Thomas1 participated vigorously in the great debate as to whether New Haven should join the Connecticut colony as a subordinate county. This was a political reorganization being imposed by the English government and at first the Town declined. New Haven did agree to join three years later in 1665 after obtaining a series of concessions concerning representative governance, the boundaries of the colony and the establishment of a General Court capable of appeals. Thomas1 was chosen initially as the alternate Deputy to represent New Haven at the General Court in Hartford and two years later as the Deputy. This would have required him to travel twice a year to Hartford for several weeks. After several years of this life, and with no lessening of his other duties as a businessman, selectman and Court Commissioner, he petitioned the town at age 56 to relieve him of his duties as the Lieutenant, but again the town declined.
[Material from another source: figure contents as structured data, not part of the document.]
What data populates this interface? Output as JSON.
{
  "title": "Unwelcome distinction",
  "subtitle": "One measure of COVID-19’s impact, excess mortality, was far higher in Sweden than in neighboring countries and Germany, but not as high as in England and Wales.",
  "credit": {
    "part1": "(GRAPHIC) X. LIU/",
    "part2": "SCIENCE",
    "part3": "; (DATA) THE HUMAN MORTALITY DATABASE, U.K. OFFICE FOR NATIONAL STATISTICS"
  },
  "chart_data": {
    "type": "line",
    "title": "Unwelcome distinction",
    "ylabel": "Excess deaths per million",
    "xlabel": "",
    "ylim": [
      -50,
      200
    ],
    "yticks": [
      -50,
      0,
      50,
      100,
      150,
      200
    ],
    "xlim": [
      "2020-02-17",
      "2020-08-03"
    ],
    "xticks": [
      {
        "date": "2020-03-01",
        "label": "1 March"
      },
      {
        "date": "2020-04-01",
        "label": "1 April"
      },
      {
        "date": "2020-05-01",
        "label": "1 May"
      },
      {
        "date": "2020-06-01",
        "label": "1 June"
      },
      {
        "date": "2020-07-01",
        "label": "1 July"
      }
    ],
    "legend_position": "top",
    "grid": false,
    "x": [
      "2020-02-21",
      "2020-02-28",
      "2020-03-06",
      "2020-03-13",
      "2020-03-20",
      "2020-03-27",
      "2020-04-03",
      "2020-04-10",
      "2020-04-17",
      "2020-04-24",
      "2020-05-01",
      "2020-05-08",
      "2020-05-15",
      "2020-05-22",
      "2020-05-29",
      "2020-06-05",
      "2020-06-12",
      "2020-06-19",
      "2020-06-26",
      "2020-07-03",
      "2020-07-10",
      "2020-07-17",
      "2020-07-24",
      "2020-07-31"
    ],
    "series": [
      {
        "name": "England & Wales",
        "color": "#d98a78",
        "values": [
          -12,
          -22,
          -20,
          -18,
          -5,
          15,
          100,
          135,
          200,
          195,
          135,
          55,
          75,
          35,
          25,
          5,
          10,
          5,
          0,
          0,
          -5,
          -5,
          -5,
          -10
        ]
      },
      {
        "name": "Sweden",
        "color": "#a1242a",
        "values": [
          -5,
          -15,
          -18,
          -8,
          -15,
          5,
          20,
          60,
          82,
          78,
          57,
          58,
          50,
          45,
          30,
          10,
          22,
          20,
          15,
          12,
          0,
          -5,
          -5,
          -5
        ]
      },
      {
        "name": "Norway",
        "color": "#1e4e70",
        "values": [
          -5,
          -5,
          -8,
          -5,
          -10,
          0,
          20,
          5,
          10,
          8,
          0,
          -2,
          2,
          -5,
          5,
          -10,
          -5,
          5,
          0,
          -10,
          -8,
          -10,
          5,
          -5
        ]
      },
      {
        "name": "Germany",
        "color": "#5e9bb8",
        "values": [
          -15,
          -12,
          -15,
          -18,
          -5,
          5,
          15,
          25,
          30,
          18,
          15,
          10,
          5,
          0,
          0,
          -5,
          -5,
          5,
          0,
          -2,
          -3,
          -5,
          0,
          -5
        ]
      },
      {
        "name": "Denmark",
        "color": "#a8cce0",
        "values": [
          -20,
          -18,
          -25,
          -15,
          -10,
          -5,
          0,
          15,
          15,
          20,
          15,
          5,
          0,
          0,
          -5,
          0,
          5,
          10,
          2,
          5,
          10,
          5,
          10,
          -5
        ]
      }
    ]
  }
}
At this point in his life Thomas1 and Joanna had no children at home. In 1664 Elisabeth2 was married to Timothy Cooper, the son of fellow militiaman Lieutenant Thomas Cooper. Thomas’1 son Samuel2 was married in 1665 at age 22 to Martha Bradley. He had been set up in business as a shoemaker in the town and was himself recognized as a freeman. In 1667 his youngest daughter Hannah2 married Joseph Tuttle who was a friend and co-worker of her brother. In 1670 Samuel2 relocated 10 miles north to a new community called Wallingford, where he was among the first 28 ‘planters’ to sign an agreement in organizing the new community. At about the same time Elisabeth2 and Timothy moved their family to Springfield along with her father-in-law and his large family.
In 1673 the Connecticut Colony paid extra attention to its militia and its ability to defend itself with the onset of the Third Dutch War and a continuation of the border dispute with New Amsterdam to the south and west of New Haven. By this time New Haven had ‘not more than 500 households’ (including its three or four outlying settlements) and was still the second largest town after Hartford in the Colony. A larger militia was authorized and funds to pay for and train ‘dragoons’ (mounted infantry) were provided with part of them coming from New Haven. Captain Robert Treat and Lt. Thomas1 Munson were named to command this larger force. Additionally, a Council of War comprised of the ‘…Governor, Lt Governor, Assistants [four others] and Lt Thomas1 Munson.’ was created to govern between the semi-annual meetings of the General Council. Even though a peace had been concluded between the English and Dutch before the next session convened, the preparations were to stand them in good stead.